Pertempuran Surabaya dimulai dengan kematian Brigadir Jenderal Aubertin Walter Sothern (AWS) Mallaby, yang tewas dalam baku tembak antara pejuang Indonesia dan pasukan Inggris pada tanggal 30 Oktober 1945. Hal ini merupakan puncak dari pertempuran hampir seminggu antara Brigade yang dipimpin oleh Mallaby dan pasukan Indonesia di Surabaya. Mallaby melakukan kesalahan besar dengan membagi brigade-nya menjadi unit tingkat peleton yang menduduki banyak pos terpencil di Surabaya. Saat itu, pasukan Indonesia berjumlah puluhan ribu setelah merebut ribuan senjata dari Jepang. Beberapa adalah pasukan resmi. Yang lain adalah relawan. Yang lain lagi adalah geng bersenjata. Oleh karena itu, peleton-peleton ini tidak dapat saling membela karena terlalu tersebar tipis di kota sebesar Surabaya. Brigade itu pun lenyap sebagai kekuatan yang terorganisir. Tindakan-tindakan ini berujung pada pembunuhan Mallaby. Tentu saja, ini mempermalukan Inggris. Mereka marah. Mereka menuntut agar para pembunuh ditangkap, dan unit-unit Indonesia dinonaktifkan.

Inggris sangat marah atas kematian jenderal mereka, menuntut agar para pelaku ditangkap.

Serangkaian pertemuan yang dilakukan oleh Komandan Divisi ke-5 Tentara Inggris, Mayor Jenderal Robert C. Mansergh, dengan Gubernur Jawa Timur, berakhir buntu.

Akhirnya, setelah salat Jumat pada tanggal 9 November 1949, Tentara Inggris mengeluarkan ultimatum dengan menjatuhkan pamflet dari udara agar semua warga Surabaya membacanya. Ultimatum menuntut agar semua pemimpin perlawanan Indonesia menyerah dan bahwa semua orang Indonesia yang tidak berwenang membawa senjata menyerahkan senjata mereka. Semua perempuan dan anak Indonesia diperintahkan untuk meninggalkan kota menuju Mojokerto dan Sidoarjo.
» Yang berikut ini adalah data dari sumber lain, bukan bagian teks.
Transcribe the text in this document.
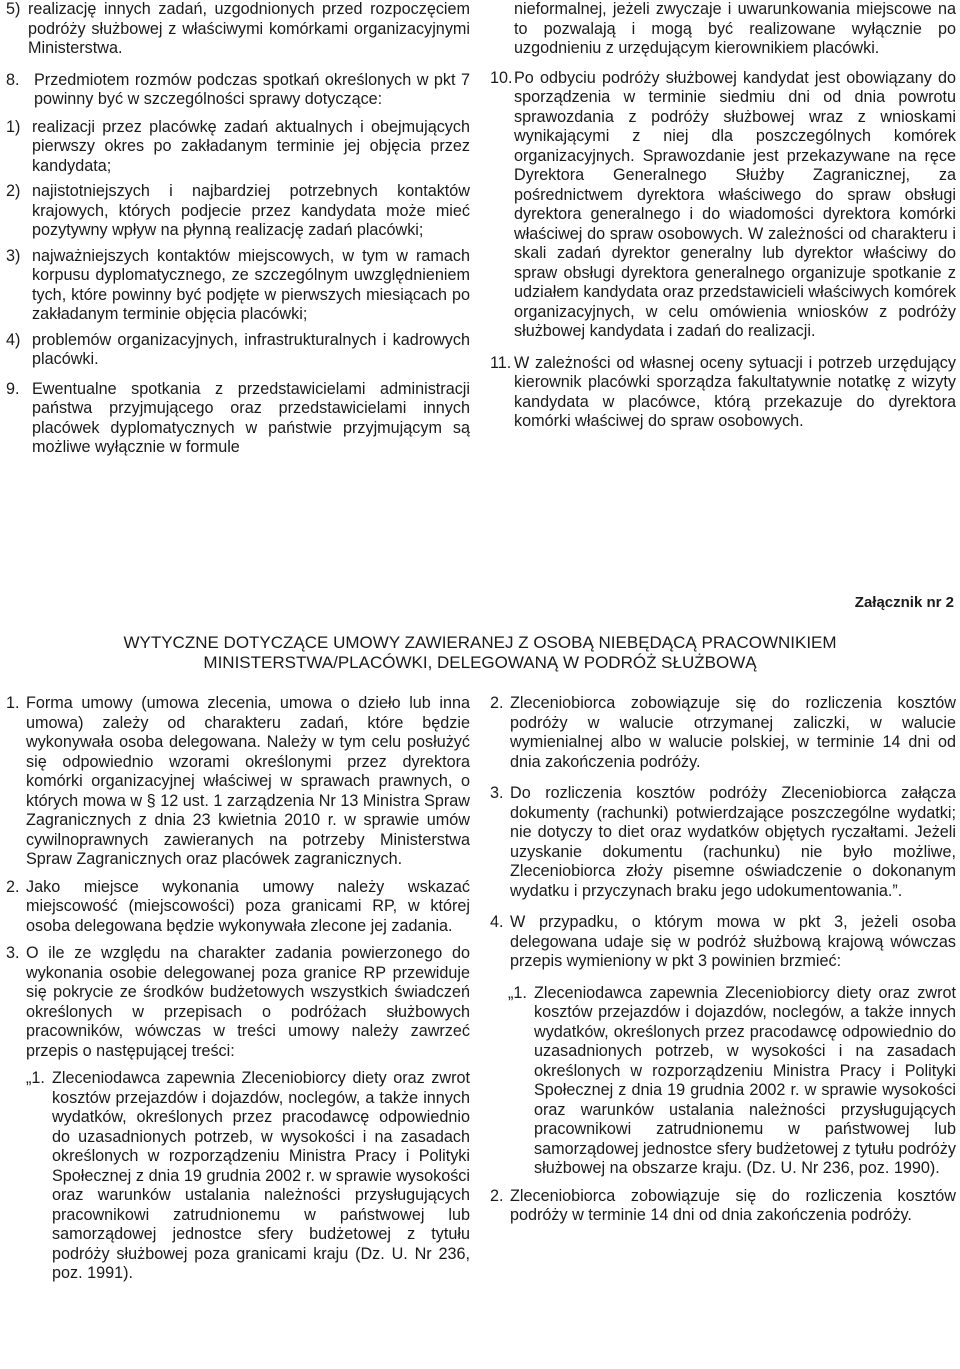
5) realizację innych zadań, uzgodnionych przed rozpoczęciem podróży służbowej z właściwymi komórkami organizacyjnymi Ministerstwa.
8. Przedmiotem rozmów podczas spotkań określonych w pkt 7 powinny być w szczególności sprawy dotyczące:
1) realizacji przez placówkę zadań aktualnych i obejmujących pierwszy okres po zakładanym terminie jej objęcia przez kandydata;
2) najistotniejszych i najbardziej potrzebnych kontaktów krajowych, których podjecie przez kandydata może mieć pozytywny wpływ na płynną realizację zadań placówki;
3) najważniejszych kontaktów miejscowych, w tym w ramach korpusu dyplomatycznego, ze szczególnym uwzględnieniem tych, które powinny być podjęte w pierwszych miesiącach po zakładanym terminie objęcia placówki;
4) problemów organizacyjnych, infrastrukturalnych i kadrowych placówki.
9. Ewentualne spotkania z przedstawicielami administracji państwa przyjmującego oraz przedstawicielami innych placówek dyplomatycznych w państwie przyjmującym są możliwe wyłącznie w formule
nieformalnej, jeżeli zwyczaje i uwarunkowania miejscowe na to pozwalają i mogą być realizowane wyłącznie po uzgodnieniu z urzędującym kierownikiem placówki.
10. Po odbyciu podróży służbowej kandydat jest obowiązany do sporządzenia w terminie siedmiu dni od dnia powrotu sprawozdania z podróży służbowej wraz z wnioskami wynikającymi z niej dla poszczególnych komórek organizacyjnych. Sprawozdanie jest przekazywane na ręce Dyrektora Generalnego Służby Zagranicznej, za pośrednictwem dyrektora właściwego do spraw obsługi dyrektora generalnego i do wiadomości dyrektora komórki właściwej do spraw osobowych. W zależności od charakteru i skali zadań dyrektor generalny lub dyrektor właściwy do spraw obsługi dyrektora generalnego organizuje spotkanie z udziałem kandydata oraz przedstawicieli właściwych komórek organizacyjnych, w celu omówienia wniosków z podróży służbowej kandydata i zadań do realizacji.
11. W zależności od własnej oceny sytuacji i potrzeb urzędujący kierownik placówki sporządza fakultatywnie notatkę z wizyty kandydata w placówce, którą przekazuje do dyrektora komórki właściwej do spraw osobowych.
Załącznik nr 2
WYTYCZNE DOTYCZĄCE UMOWY ZAWIERANEJ Z OSOBĄ NIEBĘDĄCĄ PRACOWNIKIEM
MINISTERSTWA/PLACÓWKI, DELEGOWANĄ W PODRÓŻ SŁUŻBOWĄ
1. Forma umowy (umowa zlecenia, umowa o dzieło lub inna umowa) zależy od charakteru zadań, które będzie wykonywała osoba delegowana. Należy w tym celu posłużyć się odpowiednio wzorami określonymi przez dyrektora komórki organizacyjnej właściwej w sprawach prawnych, o których mowa w § 12 ust. 1 zarządzenia Nr 13 Ministra Spraw Zagranicznych z dnia 23 kwietnia 2010 r. w sprawie umów cywilnoprawnych zawieranych na potrzeby Ministerstwa Spraw Zagranicznych oraz placówek zagranicznych.
2. Jako miejsce wykonania umowy należy wskazać miejscowość (miejscowości) poza granicami RP, w której osoba delegowana będzie wykonywała zlecone jej zadania.
3. O ile ze względu na charakter zadania powierzonego do wykonania osobie delegowanej poza granice RP przewiduje się pokrycie ze środków budżetowych wszystkich świadczeń określonych w przepisach o podróżach służbowych pracowników, wówczas w treści umowy należy zawrzeć przepis o następującej treści:
„1. Zleceniodawca zapewnia Zleceniobiorcy diety oraz zwrot kosztów przejazdów i dojazdów, noclegów, a także innych wydatków, określonych przez pracodawcę odpowiednio do uzasadnionych potrzeb, w wysokości i na zasadach określonych w rozporządzeniu Ministra Pracy i Polityki Społecznej z dnia 19 grudnia 2002 r. w sprawie wysokości oraz warunków ustalania należności przysługujących pracownikowi zatrudnionemu w państwowej lub samorządowej jednostce sfery budżetowej z tytułu podróży służbowej poza granicami kraju (Dz. U. Nr 236, poz. 1991).
2. Zleceniobiorca zobowiązuje się do rozliczenia kosztów podróży w walucie otrzymanej zaliczki, w walucie wymienialnej albo w walucie polskiej, w terminie 14 dni od dnia zakończenia podróży.
3. Do rozliczenia kosztów podróży Zleceniobiorca załącza dokumenty (rachunki) potwierdzające poszczególne wydatki; nie dotyczy to diet oraz wydatków objętych ryczałtami. Jeżeli uzyskanie dokumentu (rachunku) nie było możliwe, Zleceniobiorca złoży pisemne oświadczenie o dokonanym wydatku i przyczynach braku jego udokumentowania.”.
4. W przypadku, o którym mowa w pkt 3, jeżeli osoba delegowana udaje się w podróż służbową krajową wówczas przepis wymieniony w pkt 3 powinien brzmieć:
„1. Zleceniodawca zapewnia Zleceniobiorcy diety oraz zwrot kosztów przejazdów i dojazdów, noclegów, a także innych wydatków, określonych przez pracodawcę odpowiednio do uzasadnionych potrzeb, w wysokości i na zasadach określonych w rozporządzeniu Ministra Pracy i Polityki Społecznej z dnia 19 grudnia 2002 r. w sprawie wysokości oraz warunków ustalania należności przysługujących pracownikowi zatrudnionemu w państwowej lub samorządowej jednostce sfery budżetowej z tytułu podróży służbowej na obszarze kraju. (Dz. U. Nr 236, poz. 1990).
2. Zleceniobiorca zobowiązuje się do rozliczenia kosztów podróży w terminie 14 dni od dnia zakończenia podróży.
Batas waktu yang diberikan untuk ultimatum tersebut adalah pukul 18.00. Jika perintah tidak dipatuhi, Tentara Inggris bersumpah akan menghancurkan seluruh kota. Tentu saja, ultimatum ini menimbulkan kepanikan di kalangan warga Surabaya. Namun, kelompok pemuda militan yang dipimpin oleh Bung Tomo, yang pada awalnya menolak tuntutan Inggris, menyatakan bahwa mereka siap untuk berperang.
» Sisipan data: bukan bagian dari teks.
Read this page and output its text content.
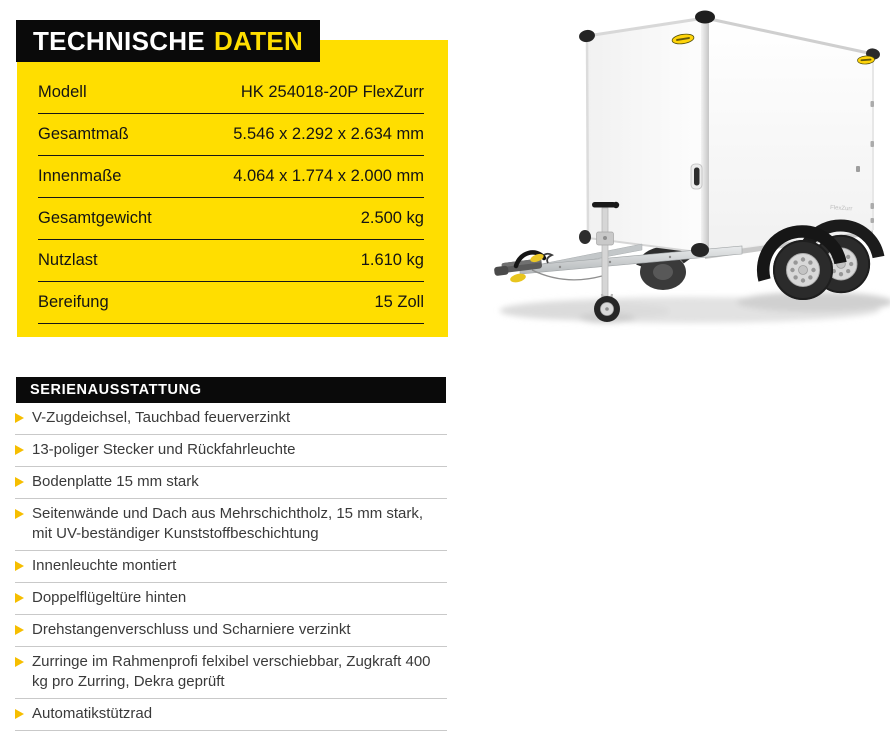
TECHNISCHE DATEN
Modell	HK 254018-20P FlexZurr
Gesamtmaß	5.546 x 2.292 x 2.634 mm
Innenmaße	4.064 x 1.774 x 2.000 mm
Gesamtgewicht	2.500 kg
Nutzlast	1.610 kg
Bereifung	15 Zoll
SERIENAUSSTATTUNG
V-Zugdeichsel, Tauchbad feuerverzinkt
13-poliger Stecker und Rückfahrleuchte
Bodenplatte 15 mm stark
Seitenwände und Dach aus Mehrschichtholz, 15 mm stark, mit UV-beständiger Kunststoffbeschichtung
Innenleuchte montiert
Doppelflügeltüre hinten
Drehstangenverschluss und Scharniere verzinkt
Zurringe im Rahmenprofi felxibel verschiebbar, Zugkraft 400 kg pro Zurring, Dekra geprüft
Automatikstützrad
FlexZurr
Gubernur Suryo meminta agar warga Surabaya tetap tenang karena mereka harus menunggu perintah dari Jakarta. Pemerintah pusat yang dipimpin oleh Bung Karno kemudian menyerahkan sepenuhnya keputusan tentang bagaimana merespons kepada rakyat Surabaya.

Pada saat kritis itu, Gubernur Suryo harus mengambil keputusan penting yang akan menentukan masa depan Surabaya dan, secara luas, Indonesia. Keputusannya akan menunjukkan kepada dunia apakah Indonesia adalah bangsa besar yang mampu bertahan dari serangan militer besar-besaran oleh pasukan asing. Bangsa ksatria ini tidak takut kepada siapapun, termasuk kekuatan super seperti Inggris, untuk mempertahankan kedaulatannya. Atau sebaliknya, jika dia memutuskan untuk menerima ultimatum, Indonesia akan kembali menjadi bangsa yang ditaklukkan, bangsa yang terhina, bangsa yang merunduk di bawah ultimatum yang dikeluarkan oleh kekuatan asing, dan menyerah sebelum pertempuran dimulai. Keputusan besar ini sepenuhnya menjadi tanggung jawab Gubernur Suryo.

Saat mendekati batas waktu yang ditetapkan oleh Inggris, Gubernur Suryo menyampaikan keputusan penting kepada warga Surabaya melalui radio. Berbeda dengan Bung Tomo, pidatonya tidak penuh emosi. Namun, pidato singkat yang disampaikan dengan tenang cukup kuat untuk memobilisasi semua yang mendengarkan untuk mengangkat senjata untuk mempertahankan Surabaya.

Sementara Bung Tomo diakui sebagai pemimpin revolusioner yang dikenal karena orasinya yang membangkitkan semangat massa, nada tenang namun tegas dari Gubernur Suryo tidak kalah kuatnya. Pidato Gubernur Suryo menjadi ‘teriakan pertempuran’ pertama yang menandai dimulainya pertempuran bersejarah tersebut. Kita hanya bisa membayangkan secara kasar emosinya ketika dia menyampaikan pidato kepada rakyat Surabaya.

Lebih sulit lagi untuk memahami, mengingat Gubernur Suryo bahkan bukan seorang prajurit. Namun, dia sepenuhnya menyadari perannya sebagai pemimpin: Seorang pemimpin harus berani untuk mengambil keputusan sulit dan bertindak dengan tegas dalam mempertahankan harga diri tanah airnya. Dia mewakili rakyatnya. Dia adalah harapan rakyatnya. Demikianlah kualitas kepemimpinan yang besar telah ditunjukkan kepada generasi muda.